Recently I came across someone invoking Genesis 12:3 — “I will bless those who bless you, and whoever curses you I will curse; and all peoples on earth will be blessed through you” — as justification for blind support of the Israeli government. To put it plainly, that kind of reasoning is not only dangerous, it is a betrayal of the very faith it claims to defend. When Christians hide behind scripture to excuse the starvation of children and the oppression of civilians, they expose themselves as fake Christians — people who weaponize the Bible but ignore Christ.
Genesis 12:3 was part of God’s covenant with Abraham. It was never intended to serve as a political shield for modern governments. Its purpose was clear: through Abraham’s descendants, “all nations on earth will be blessed.” The prophets repeatedly reminded Israel that God’s favor was tied to justice, mercy, and obedience — not to military power or the oppression of outsiders. Amos 5:24 thunders: “Let justice roll on like a river, righteousness like a never-failing stream.”
To suggest that Christians must endorse a government even when it violates the most basic human rights is to twist the covenant into something God never meant. The covenant was about blessing, not brutality.
And this is not just a Christian perspective. The broader Abrahamic tradition is consistent:
- The Torah is explicit in Leviticus 19:33–34: “When a stranger resides with you in your land, you shall not do him wrong.
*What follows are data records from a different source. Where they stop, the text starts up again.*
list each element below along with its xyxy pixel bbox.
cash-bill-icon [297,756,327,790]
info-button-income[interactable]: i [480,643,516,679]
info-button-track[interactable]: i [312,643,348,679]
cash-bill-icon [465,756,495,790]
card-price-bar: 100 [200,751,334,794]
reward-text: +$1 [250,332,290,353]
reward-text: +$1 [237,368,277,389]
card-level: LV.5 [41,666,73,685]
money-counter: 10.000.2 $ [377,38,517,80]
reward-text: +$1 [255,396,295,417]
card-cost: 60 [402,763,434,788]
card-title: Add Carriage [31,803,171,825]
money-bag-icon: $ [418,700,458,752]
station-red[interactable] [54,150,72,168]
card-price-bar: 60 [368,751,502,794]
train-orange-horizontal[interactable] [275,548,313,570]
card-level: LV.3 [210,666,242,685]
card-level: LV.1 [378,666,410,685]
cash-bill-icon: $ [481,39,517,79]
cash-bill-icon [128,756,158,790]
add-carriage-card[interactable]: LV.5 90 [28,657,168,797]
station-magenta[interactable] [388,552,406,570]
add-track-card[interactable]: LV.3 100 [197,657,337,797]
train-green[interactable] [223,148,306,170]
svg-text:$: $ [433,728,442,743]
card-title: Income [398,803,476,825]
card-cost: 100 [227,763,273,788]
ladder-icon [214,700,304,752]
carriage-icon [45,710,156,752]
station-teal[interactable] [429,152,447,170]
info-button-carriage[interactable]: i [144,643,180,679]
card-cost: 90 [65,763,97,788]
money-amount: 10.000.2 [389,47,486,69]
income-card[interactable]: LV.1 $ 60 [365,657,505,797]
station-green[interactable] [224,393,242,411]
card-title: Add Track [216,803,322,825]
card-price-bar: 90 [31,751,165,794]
You shall treat the stranger who resides with you as the native among you, and you shall love him as yourself.” The stranger, the outsider, the vulnerable — all are to be loved and protected, not oppressed.
- The Qur’an emphasizes the sanctity of life in 5:32: “Whoever kills a soul unless for a soul or for corruption [done] in the land — it is as if he had slain mankind entirely. And whoever saves one — it is as if he had saved mankind entirely.” Starving families by blocking humanitarian aid is not saving lives; it is taking them.
Taken together, these scriptures paint a consistent moral vision: God does not sanction injustice. He commands care for the widow, the orphan, the stranger, and the oppressed.
This is why citing Genesis 12:3 to excuse the ongoing atrocities in Gaza is so offensive. Today, children in Gaza are starving to death as aid is restricted. Entire families are displaced, hospitals are collapsing, and communities are crumbling under siege. The International Court of Justice has ordered Israel to ensure the flow of humanitarian aid, yet reports from on the ground describe famine-level conditions. To look at this suffering and declare, “God blesses this government no matter what” is not faith — it is hypocrisy.
Fake Christianity cloaks itself in verses while ignoring the heart of the gospel: “Love your neighbor as yourself” (Mark 12:31). True Christianity does not bless oppression. It stands with the oppressed.
I do not, and will never, support the actions of the Israeli government in starving and bombing civilians. I stand with humanity. I stand with the children of Gaza who deserve food, medicine, and a future. I stand with all who suffer from violence, whether Palestinian or Jewish.
The God of Abraham — the God of the Torah, the Bible, and the Qur’an — calls His people to be a blessing to the nations, not to justify oppression. Any teaching that says otherwise is not faith. It is idolatry of politics.